Sustainability and a ‘decarbonised’ value chain is the new challenge that the business of personal luxury goods will now increasingly face, even as it posted a record year in 2022, and garnered 9–11% growth over last year in the first quarter of 2023.
- The findings of Bain & Company's Luxury Goods Worldwide Market Study - Spring 2023, presented with Altagamma, the Italian luxury goods manufacturers' industry association, said that the personal luxury goods market value was €345 billion in 2022, in spite of geopolitical tensions and macroeconomic uncertainty.
- Looking further out to 2030, the market is likely to experience growth driven by solid market fundamentals, boosting its value to between €530 and €570 billion—around 2.5 times the size of the 2020 luxury market.

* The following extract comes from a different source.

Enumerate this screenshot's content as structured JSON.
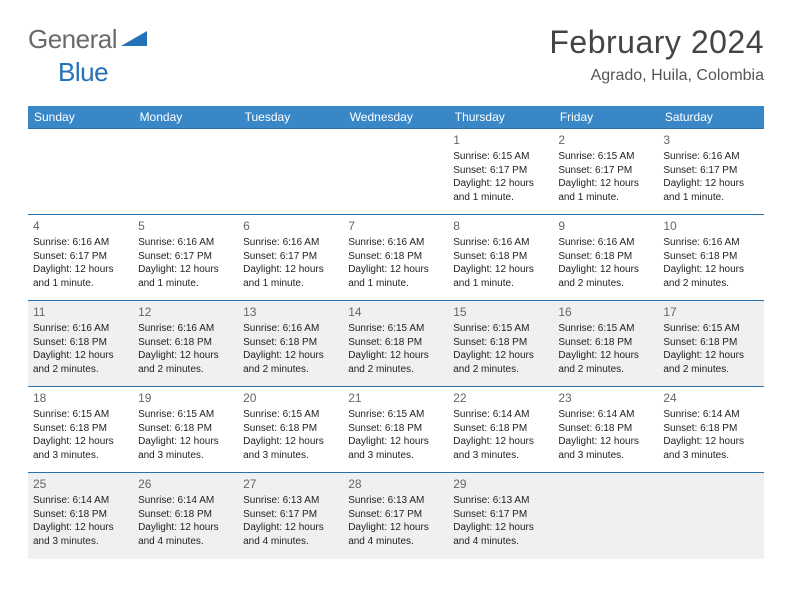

- However, the picture is nuanced across countries. A slowdown is expected in the US due to consumer caution around a potential recession.

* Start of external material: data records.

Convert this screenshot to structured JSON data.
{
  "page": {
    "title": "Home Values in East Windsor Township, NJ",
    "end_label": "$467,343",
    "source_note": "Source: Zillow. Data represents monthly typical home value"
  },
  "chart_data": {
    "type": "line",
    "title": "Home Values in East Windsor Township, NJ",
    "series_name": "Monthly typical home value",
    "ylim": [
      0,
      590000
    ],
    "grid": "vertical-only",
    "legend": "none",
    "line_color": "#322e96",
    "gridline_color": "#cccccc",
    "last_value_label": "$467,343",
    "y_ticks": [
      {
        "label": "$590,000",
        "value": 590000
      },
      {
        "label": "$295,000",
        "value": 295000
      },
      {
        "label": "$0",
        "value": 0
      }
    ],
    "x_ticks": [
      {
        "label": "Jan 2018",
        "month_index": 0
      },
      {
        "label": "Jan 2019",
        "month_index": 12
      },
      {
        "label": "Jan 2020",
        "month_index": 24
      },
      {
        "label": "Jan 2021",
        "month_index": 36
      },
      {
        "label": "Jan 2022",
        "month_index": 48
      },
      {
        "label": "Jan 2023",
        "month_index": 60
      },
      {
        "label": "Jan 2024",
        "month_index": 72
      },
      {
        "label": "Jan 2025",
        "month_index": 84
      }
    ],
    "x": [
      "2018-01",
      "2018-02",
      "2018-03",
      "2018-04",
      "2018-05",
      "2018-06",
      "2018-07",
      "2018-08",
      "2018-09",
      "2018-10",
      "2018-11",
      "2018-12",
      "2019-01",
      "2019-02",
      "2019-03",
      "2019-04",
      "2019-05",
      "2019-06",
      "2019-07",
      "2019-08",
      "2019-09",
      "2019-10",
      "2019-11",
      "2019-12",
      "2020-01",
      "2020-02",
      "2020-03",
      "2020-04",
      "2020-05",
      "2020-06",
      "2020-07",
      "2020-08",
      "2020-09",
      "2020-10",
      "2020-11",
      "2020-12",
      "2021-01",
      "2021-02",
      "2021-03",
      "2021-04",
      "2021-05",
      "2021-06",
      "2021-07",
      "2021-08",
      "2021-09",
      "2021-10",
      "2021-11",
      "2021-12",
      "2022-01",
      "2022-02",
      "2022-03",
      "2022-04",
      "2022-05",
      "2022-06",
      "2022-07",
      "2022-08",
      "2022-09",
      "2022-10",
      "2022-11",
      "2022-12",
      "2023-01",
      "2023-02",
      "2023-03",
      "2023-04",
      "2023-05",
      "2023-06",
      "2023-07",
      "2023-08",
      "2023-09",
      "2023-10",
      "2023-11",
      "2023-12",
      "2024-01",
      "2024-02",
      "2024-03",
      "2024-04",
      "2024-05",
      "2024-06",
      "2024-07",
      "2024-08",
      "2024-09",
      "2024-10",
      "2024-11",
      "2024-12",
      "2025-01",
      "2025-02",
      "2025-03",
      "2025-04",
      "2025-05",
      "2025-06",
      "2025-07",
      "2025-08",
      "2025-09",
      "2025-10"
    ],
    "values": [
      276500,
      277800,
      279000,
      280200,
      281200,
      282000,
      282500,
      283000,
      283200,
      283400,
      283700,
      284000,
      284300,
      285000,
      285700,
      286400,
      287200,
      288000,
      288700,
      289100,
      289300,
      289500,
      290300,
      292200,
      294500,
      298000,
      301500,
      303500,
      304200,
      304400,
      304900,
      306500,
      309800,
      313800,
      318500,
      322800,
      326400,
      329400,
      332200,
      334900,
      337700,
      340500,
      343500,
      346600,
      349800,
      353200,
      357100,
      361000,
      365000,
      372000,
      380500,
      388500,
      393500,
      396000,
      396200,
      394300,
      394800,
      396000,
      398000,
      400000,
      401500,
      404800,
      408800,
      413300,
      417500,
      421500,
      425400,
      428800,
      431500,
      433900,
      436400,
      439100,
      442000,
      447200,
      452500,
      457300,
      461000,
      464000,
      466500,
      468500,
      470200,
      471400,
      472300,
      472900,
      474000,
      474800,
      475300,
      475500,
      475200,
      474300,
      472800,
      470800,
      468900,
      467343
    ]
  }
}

The Return of Luxury: The growth in Q1 2023 may be attributed to a number of factors, including:
- the gradual decrease of hyperinflation;
- recovering confidence of local consumers in Europe;
- the reopening in China and lifting of its zero-Covid policy restrictions before Chinese New Year shopping;
- and the positive momentum in Japan and Southeast Asia, bolstered by intraregional tourism.

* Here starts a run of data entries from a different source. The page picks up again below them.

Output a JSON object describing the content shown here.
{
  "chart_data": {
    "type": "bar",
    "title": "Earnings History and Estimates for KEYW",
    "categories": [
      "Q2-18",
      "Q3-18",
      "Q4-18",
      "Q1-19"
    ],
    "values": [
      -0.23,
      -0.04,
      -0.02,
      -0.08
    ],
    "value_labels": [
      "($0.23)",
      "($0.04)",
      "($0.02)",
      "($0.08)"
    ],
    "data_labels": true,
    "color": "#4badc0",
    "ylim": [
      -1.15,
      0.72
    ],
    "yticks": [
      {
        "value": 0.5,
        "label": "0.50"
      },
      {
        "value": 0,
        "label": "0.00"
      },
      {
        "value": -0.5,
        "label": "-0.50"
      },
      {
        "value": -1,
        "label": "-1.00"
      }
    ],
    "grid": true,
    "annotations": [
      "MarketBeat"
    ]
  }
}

Key challenges: In response to regulatory ESG pressures, luxury brands over the next three years will see a pressing focus on value chain decarbonisation, known as scope 3 emissions, requiring them to decouple expected business growth from the absolute growth of emissions.
- Generative AI will impact all steps of the luxury value chain, from distribution to creativity—yet only partially—as it revolutionises business enablers across all functions.
- As with digital channels, leaders of tomorrow will be the ones able to stay ahead of the curve and create a competitive advantage through new technologies.